Earlier this year, HCE acquired SCADAFence, which has expertise in closing gaps between OT and IT networks and protecting IoT sensors.

Cyber Watch’s approach to providing a global view of OT cybersecurity is noteworthy. The platform includes a multi-side dashboard that provides visibility into cyber threats across sites and a centralized data view. The Governance Dashboard enables IT and audit departments to define and monitor adherence to company policies. It also supports OT standards and regulations, including IEC 62443, the NIST framework and other compliance frameworks for OT.

Shivan Mandalam, CrowdStrike director of product management and IoT security, told VentureBeat that “it’s essential for organizations to eliminate blind spots associated with unmanaged or unsupported legacy systems. With greater visibility and analysis across IT and OT systems, security teams can quickly identify and address problems before adversaries exploit them.”

Like Honeywell, CrowdStrike helps infrastructure and manufacturing customers close IoT gaps by constantly improving their discovery technologies. 

Cybersecurity providers are all-in on the AI challenge

The era of weaponized AI is here.

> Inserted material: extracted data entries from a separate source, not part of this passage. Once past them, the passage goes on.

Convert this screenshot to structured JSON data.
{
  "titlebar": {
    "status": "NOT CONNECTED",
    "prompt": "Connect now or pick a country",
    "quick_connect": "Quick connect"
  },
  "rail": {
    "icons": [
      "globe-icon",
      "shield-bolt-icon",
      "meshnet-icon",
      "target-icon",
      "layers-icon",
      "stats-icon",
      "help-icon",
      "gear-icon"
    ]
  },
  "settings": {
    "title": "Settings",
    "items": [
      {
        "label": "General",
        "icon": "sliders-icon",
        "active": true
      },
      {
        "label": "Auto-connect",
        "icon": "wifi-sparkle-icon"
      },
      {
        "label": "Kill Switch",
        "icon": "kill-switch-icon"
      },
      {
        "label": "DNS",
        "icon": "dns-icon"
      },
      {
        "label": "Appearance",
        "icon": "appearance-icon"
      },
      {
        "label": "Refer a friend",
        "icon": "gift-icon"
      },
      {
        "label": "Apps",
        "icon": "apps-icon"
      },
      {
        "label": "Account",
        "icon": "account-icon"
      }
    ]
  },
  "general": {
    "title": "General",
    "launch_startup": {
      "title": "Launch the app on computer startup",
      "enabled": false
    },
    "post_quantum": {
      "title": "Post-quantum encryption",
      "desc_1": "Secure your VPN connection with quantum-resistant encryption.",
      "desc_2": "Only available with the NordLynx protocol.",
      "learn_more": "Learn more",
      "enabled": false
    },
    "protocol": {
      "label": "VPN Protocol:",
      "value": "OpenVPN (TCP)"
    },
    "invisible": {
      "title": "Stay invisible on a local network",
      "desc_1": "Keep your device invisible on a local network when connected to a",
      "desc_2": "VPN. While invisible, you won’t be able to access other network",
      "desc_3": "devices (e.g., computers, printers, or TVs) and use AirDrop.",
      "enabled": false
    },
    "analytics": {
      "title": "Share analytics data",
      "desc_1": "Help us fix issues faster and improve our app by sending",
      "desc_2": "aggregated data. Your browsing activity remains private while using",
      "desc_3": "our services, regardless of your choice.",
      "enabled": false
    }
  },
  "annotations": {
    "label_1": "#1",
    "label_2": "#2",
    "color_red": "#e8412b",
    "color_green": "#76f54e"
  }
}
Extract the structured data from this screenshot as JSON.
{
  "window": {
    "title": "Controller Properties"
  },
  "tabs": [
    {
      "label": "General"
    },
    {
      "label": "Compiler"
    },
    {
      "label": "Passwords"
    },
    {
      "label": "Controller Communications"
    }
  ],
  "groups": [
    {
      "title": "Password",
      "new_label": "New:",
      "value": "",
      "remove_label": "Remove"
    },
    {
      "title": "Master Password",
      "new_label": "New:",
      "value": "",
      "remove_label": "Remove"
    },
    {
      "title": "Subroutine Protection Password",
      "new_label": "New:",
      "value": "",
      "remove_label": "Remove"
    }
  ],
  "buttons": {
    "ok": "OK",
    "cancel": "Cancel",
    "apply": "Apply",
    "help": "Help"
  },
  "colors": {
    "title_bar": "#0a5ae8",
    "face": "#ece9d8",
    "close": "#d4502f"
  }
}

AirGap Networks, Absolute Software, Armis, Broadcom, Cisco, CradlePoint, Fortinet, Ivanti, JFrog and Rapid7 all have expertise in IoT cybersecurity. Last year at Fal.Con 2022, CrowdStrike launched Falcon Insight XDR and Falcon Discover for IoT.

Ivanti currently offers four IoT cybersecurity solutions, including Ivanti Neurons for RBVM, Ivanti Neurons for UEM, Ivanti Neurons for Healthcare (which supports the Internet of Medical Things, IoMT), and Ivanti Neurons for IIoT.

“IoT devices are becoming a popular target for threat actors, with IoT attacks making up more than 12% of global malware attacks in 2021, up from 1% in 2019, according to IBM,” Srinivas Mukkamala, chief product officer at Ivanti, told VentureBeat. “To combat this, organizations must implement a unified endpoint management (UEM) solution that can discover all assets on an organization’s network — even the Wi-Fi-enabled toaster in your breakroom.”